Symptom: omem query takes seconds, not milliseconds.

The default fts5 index answers in ~50 ms — if that’s slow, something else is wrong (check omem doctor). Slow queries almost always mean you’ve enabled qmd, whose modes trade speed for precision:

ModeSpeedUse when
bm25fastestyou want near-keyword speed
no-rerankfast (warm)the everyday recommendation — semantic recall without the reranker latency
fullslowestmaximum precision, you can absorb the reranker
Terminal window
omem config set plugins.qmd.query_mode no-rerank

The first qmd query after enabling is always slow (it downloads ~2.2 GB of models, once). That’s not a tuning problem — it’s a one-time cost. See retrieval.

Symptom: Memory climbs on image-heavy documents.

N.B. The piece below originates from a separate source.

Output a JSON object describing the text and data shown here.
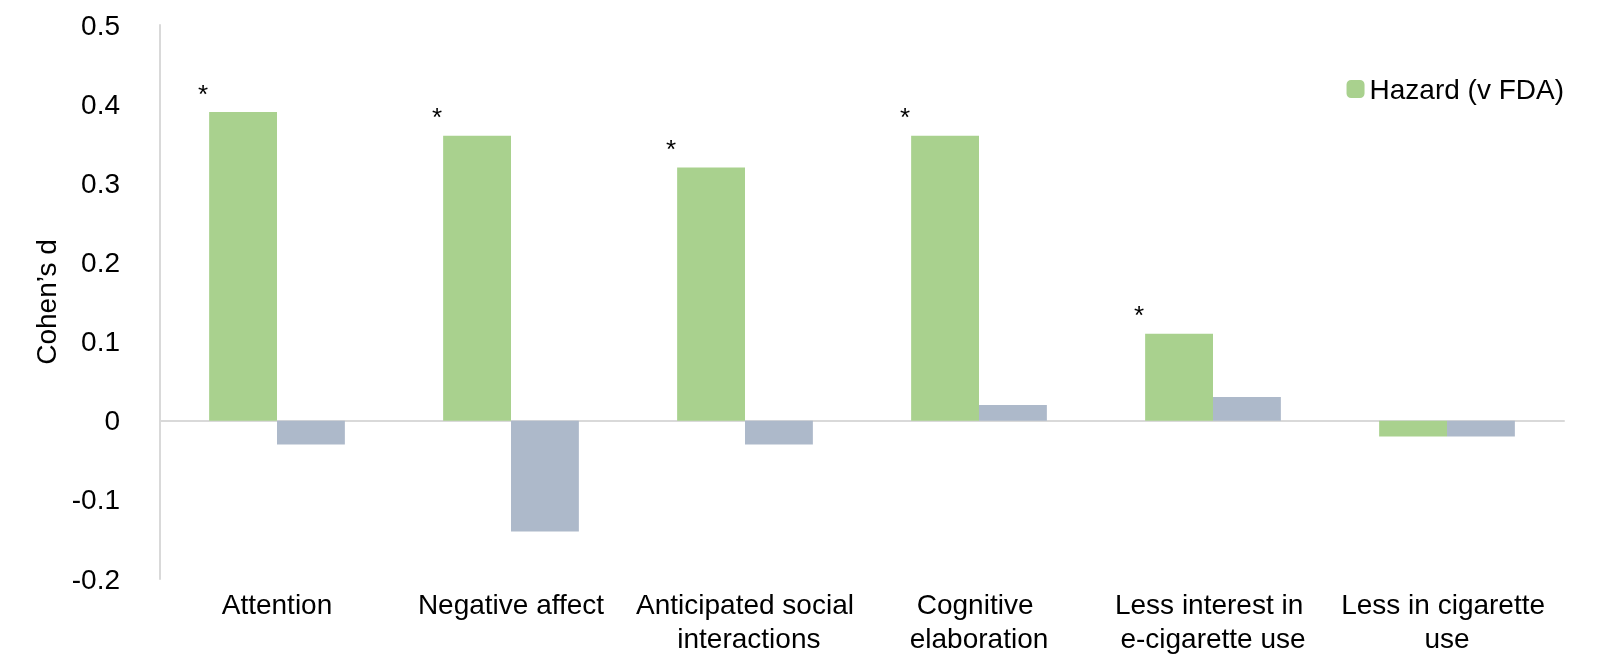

Knob: OCR runs in a subprocess that restarts every N images to bound memory. The default (20) is conservative; you rarely need to touch it, but if memory still climbs:

Terminal window
omem config set parser.ocr_subprocess_batch 10 # restart more often = lower peak

There’s also a per-document image cap (parser.max_images_per_doc, default 200) that skips the long tail rather than ballooning memory — anything skipped is logged, never silent.

  • The worker pools (curate_concurrency / kind_concurrency) — the global caps bound real cost anyway; raising the pools rarely helps and can worsen rate limits.
  • fts5 — it’s already fast; there’s nothing to tune. Quality comes from qmd, not from tuning fts5.
  • First-run cost — the first ingest and the first qmd query are slow by nature (seeing everything once, downloading models once). That’s not steady-state performance.